This study provides pilot evidence of the reliability of an observational rating tool to assess interprofessional team interactions about ABCDE in one ICU.
We demonstrated the highest inter-rater reliability for which components of the bundle were addressed during team interactions and most specifically, for ‘Breathing’, ‘Coordination’, ‘Delirium,’ and ‘Early mobility’ components (Table 1). Yet, reliability for the item that rated whether ‘Awakening’ was addressed (k = −0.07) was much lower. There are a couple of reasons for our finding of lower reliability for whether ‘Awakening’ was addressed. First, it is possible that during morning rounds in a large and busy ICU, raters may not have uniformly heard the interaction about ‘Awakening’ when transitioning from one patient to another. Second, ‘Awakening’ may not have been addressed at all, which would potentially explain the lower reliability of this component of the observational rating tool.
Low inter-rater reliability for one component of the bundle also highlights the complexity of assessing team interactions in the clinical setting. Two raters were present and observed the same team interactions but interactions occur in a fluid, dynamic context. Rounds in the USA can be large with representation from at least four professions—a physician, a nurse, a pharmacist and a respiratory therapist —in addition to any trainees in an academic setting. Since the ABCDE bundle is not yet a routinized part of care  and discussion of ‘Awakening’ may be first, we would expect variability in rating team interactions about ‘Awakening’ in a large ICU with multiple clinicians present during morning rounds. Further, not all team members may actively engage or participate in interactions about ABCDE even when present which could influence measurement. Recent data suggest that some clinicians do not actively engage in morning rounds despite having pertinent knowledge . Lack of engagement and participation of ICU teams may also have an adverse effect on potential quality improvement projects. Indeed, lack of engagement by clinicians to ABCDE delivery is cited as a frequent barrier .
We demonstrated slight to fair reliability for the items about initiation of interactions about ABCDE but were unable to assess inter-rater reliability for participation in interactions about ABCDE. We suspect that it was difficult to reliably classify interprofessional team member participation using the tool because of the free-form documentation format. Each rater could identify the team member who participated, in his or her own words, which may not be equivalent. Free-form text may not be the most appropriate way to assess participation and future modifications to the tool should include defined options for this domain (i.e. check boxes for each clinician type). Further, no option was available on the observational rating tool to indicate that no other clinician participated in the interaction (besides those that initiated the interaction). This may have contributed to too few ratings on the participation domain and thus our inability to evaluate reliability. Given these findings and the complexity in documenting the number and type of interprofessional team members, we intend to modify the tool for future work to include check boxes to select team member participation.

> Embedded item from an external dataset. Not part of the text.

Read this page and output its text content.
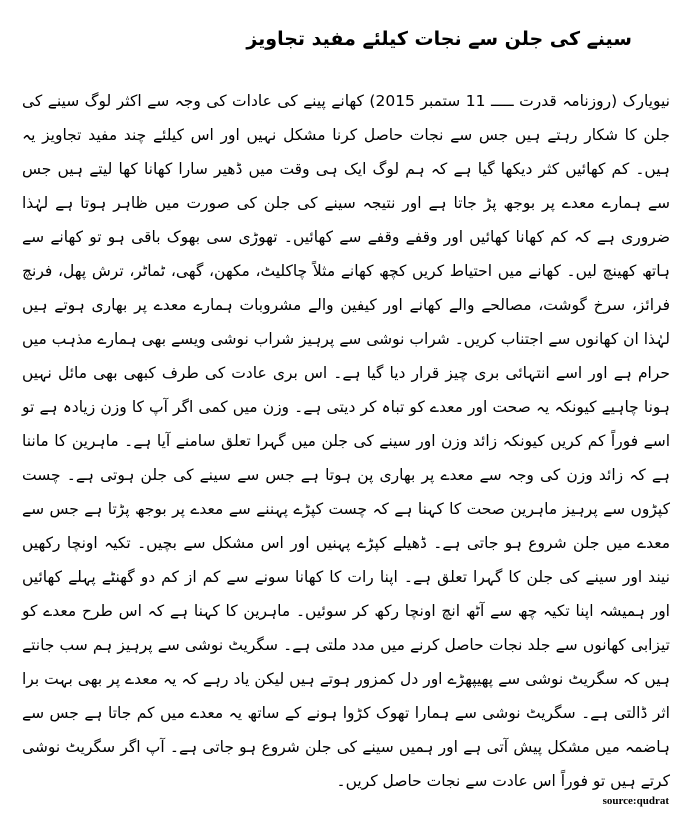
سینے کی جلن سے نجات کیلئے مفید تجاویز

نیویارک (روزنامہ قدرت ـــــ 11 ستمبر 2015) کھانے پینے کی عادات کی وجہ سے اکثر لوگ سینے کی جلن کا شکار رہتے ہیں جس سے نجات حاصل کرنا مشکل نہیں اور اس کیلئے چند مفید تجاویز یہ ہیں۔ کم کھائیں کثر دیکھا گیا ہے کہ ہم لوگ ایک ہی وقت میں ڈھیر سارا کھانا کھا لیتے ہیں جس سے ہمارے معدے پر بوجھ پڑ جاتا ہے اور نتیجہ سینے کی جلن کی صورت میں ظاہر ہوتا ہے لہٰذا ضروری ہے کہ کم کھانا کھائیں اور وقفے وقفے سے کھائیں۔ تھوڑی سی بھوک باقی ہو تو کھانے سے ہاتھ کھینچ لیں۔ کھانے میں احتیاط کریں کچھ کھانے مثلاً چاکلیٹ، مکھن، گھی، ٹماٹر، ترش پھل، فرنچ فرائز، سرخ گوشت، مصالحے والے کھانے اور کیفین والے مشروبات ہمارے معدے پر بھاری ہوتے ہیں لہٰذا ان کھانوں سے اجتناب کریں۔ شراب نوشی سے پرہیز شراب نوشی ویسے بھی ہمارے مذہب میں حرام ہے اور اسے انتہائی بری چیز قرار دیا گیا ہے۔ اس بری عادت کی طرف کبھی بھی مائل نہیں ہونا چاہیے کیونکہ یہ صحت اور معدے کو تباہ کر دیتی ہے۔ وزن میں کمی اگر آپ کا وزن زیادہ ہے تو اسے فوراً کم کریں کیونکہ زائد وزن اور سینے کی جلن میں گہرا تعلق سامنے آیا ہے۔ ماہرین کا ماننا ہے کہ زائد وزن کی وجہ سے معدے پر بھاری پن ہوتا ہے جس سے سینے کی جلن ہوتی ہے۔ چست کپڑوں سے پرہیز ماہرین صحت کا کہنا ہے کہ چست کپڑے پہننے سے معدے پر بوجھ پڑتا ہے جس سے معدے میں جلن شروع ہو جاتی ہے۔ ڈھیلے کپڑے پہنیں اور اس مشکل سے بچیں۔ تکیہ اونچا رکھیں نیند اور سینے کی جلن کا گہرا تعلق ہے۔ اپنا رات کا کھانا سونے سے کم از کم دو گھنٹے پہلے کھائیں اور ہمیشہ اپنا تکیہ چھ سے آٹھ انچ اونچا رکھ کر سوئیں۔ ماہرین کا کہنا ہے کہ اس طرح معدے کو تیزابی کھانوں سے جلد نجات حاصل کرنے میں مدد ملتی ہے۔ سگریٹ نوشی سے پرہیز ہم سب جانتے ہیں کہ سگریٹ نوشی سے پھیپھڑے اور دل کمزور ہوتے ہیں لیکن یاد رہے کہ یہ معدے پر بھی بہت برا اثر ڈالتی ہے۔ سگریٹ نوشی سے ہمارا تھوک کڑوا ہونے کے ساتھ یہ معدے میں کم جاتا ہے جس سے ہاضمہ میں مشکل پیش آتی ہے اور ہمیں سینے کی جلن شروع ہو جاتی ہے۔ آپ اگر سگریٹ نوشی کرتے ہیں تو فوراً اس عادت سے نجات حاصل کریں۔

source:qudrat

Despite being one of the first studies to develop an observational rating tool to assess team interactions about ABCDE, our study does have limitations. First, this study was conducted in one ICU in a large academic medical center in the Midwest and our results may not be generalizable. Second, we present pilot data of the development of an observational rating tool and we are limited by a small sample size and potential lack of power. As such, we focus in this article on the psychometrics properties and tool development. Lastly, our operational definitions of the individual bundle components, although informed by a review of a literature and an enrollment tool from a prospective ABCDE trial, may require further clarification and we acknowledge this limitation.
In conclusion, we find moderate to substantial reliability of an observational rating tool to assess team interactions about ABCDE in one medical ICU. We find slight to fair reliability when assessing which team members initiated interactions about ABCDE but were unable to assess team member participation in interactions about ABCDE. Future work should focus on further testing of this tool to understand how information about team interactions could be leveraged to improve delivery of a complex care bundle like ABCDE.